Sunak in Belfast talks with amended post-Brexit deal 'imminent'
Britain's Prime Minister Rishi Sunak (2nd L) and Microsoft founder Bill Gates (2nd R) speak with members of Econic a startup developing technologies that enable the use of captured CO₂ to make low-cost and sustainable plastics, during a visit of the Imperial College University, in central London, on February 15, 2023. (Photo by JUSTIN TALLIS / POOL / AFP)
(AFP) - British Prime Minister Rishi Sunak held talks near Belfast on Friday with local political parties as reports said an amended deal over the Northern Ireland Protocol could be reached imminently.
The protocol on post-Brexit trading rules, signed between London and Brussels keeps Northern Ireland in the European single market and customs union and stipulates checks on goods moving from the rest of the UK to Northern Ireland.
It has proved deeply unpopular with the UK-run province's unionist politicians, causing months of political deadlock.
London and Brussels have been negotiating for months to try to ease tensions over the trade arrangements.
Sunak stayed overnight at the Culloden Hotel on the outskirts of Belfast and then held brief individual meetings Friday with leaders of the main Stormont parties, ending with the Democratic Unionist Party (DUP).
He was attempting to persuade the parties to back changes to the trading conditions agreed with Brussels.
Emerging from the meetings, politicians were cautiously optimistic.
"Clearly this is a big moment," Jeffrey Donaldson of the DUP told journalists.
"I think that progress has been made across a range of issues and we welcome that.

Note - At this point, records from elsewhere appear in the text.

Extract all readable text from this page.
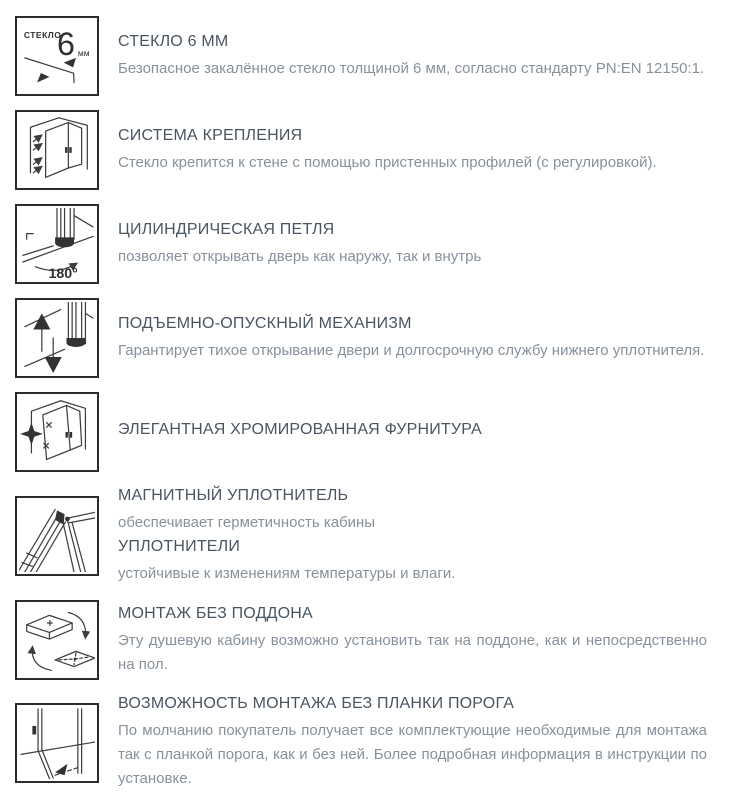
СТЕКЛО
6 мм
СТЕКЛО 6 ММ

Безопасное закалённое стекло толщиной 6 мм, согласно стандарту PN:EN 12150:1.

СИСТЕМА КРЕПЛЕНИЯ

Стекло крепится к стене с помощью пристенных профилей (с регулировкой).

180°
ЦИЛИНДРИЧЕСКАЯ ПЕТЛЯ

позволяет открывать дверь как наружу, так и внутрь

ПОДЪЕМНО-ОПУСКНЫЙ МЕХАНИЗМ

Гарантирует тихое открывание двери и долгосрочную службу нижнего уплотнителя.

ЭЛЕГАНТНАЯ ХРОМИРОВАННАЯ ФУРНИТУРА
МАГНИТНЫЙ УПЛОТНИТЕЛЬ

обеспечивает герметичность кабины

УПЛОТНИТЕЛИ

устойчивые к изменениям температуры и влаги.

МОНТАЖ БЕЗ ПОДДОНА

Эту душевую кабину возможно установить так на поддоне, как и непосредственно на пол.

ВОЗМОЖНОСТЬ МОНТАЖА БЕЗ ПЛАНКИ ПОРОГА

По молчанию покупатель получает все комплектующие необходимые для монтажа так с планкой порога, как и без ней. Более подробная информация в инструкции по установке.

But I think there are still some areas where final agreement with the EU is still outstanding."
Donaldson added: "We've not yet seen the final text of an agreement."
Sunak "did say there's a way to go yet, so that tells me that a deal has not been finalised," said Doug Beattie, leader of the Ulster Unionist Party.
Sinn Fein leader Mary Lou McDonald gave an upbeat assessment, saying: "It's very much game on." Her party is in favour of the protocol to prevent a hard border in Ireland.
Sunak left the hotel around midday without speaking to press.
- 'EU talks ongoing' -
A Downing Street spokeswoman said earlier that "talks with the EU are ongoing" and the Belfast meetings are part of an "engagement process" to fix practical problems and safeguard Northern Ireland's place in the UK's internal market.
The Daily Telegraph reported multiple UK sources as saying that Sunak is expected to brief his government and announce the deal in parliament Tuesday.
Sunak is set to meet European Commission president Ursula von der Leyen at a conference in Munich over the weekend "raising hopes of an imminent deal", the Guardian reported.
Foreign minister James Cleverly said he had a "constructive meeting" with the EU pointman on the issue, Maros Sefcovic, in Brussels on Friday.
Irish deputy premier Micheal Martin has said that he believes there is a "distance to go yet" on reaching a deal, however.
The DUP wants the deal overhauled or scrapped entirely, arguing it casts the province adrift from the rest of the UK and makes a united Ireland more likely.
DUP MP Sammy Wilson told the BBC Friday that the deal must remove the automatic application of EU law to Northern Ireland, saying "the province had been "abandoned to the EU".
The DUP walked out of Stormont in February 2022, mainly in protest at the protocol, causing political paralysis.
Britain this month said it would push back the deadline for Northern Ireland's parties to form a government for a year to 18 January 2024 but reserved the right to call an election at any time in the intervening period.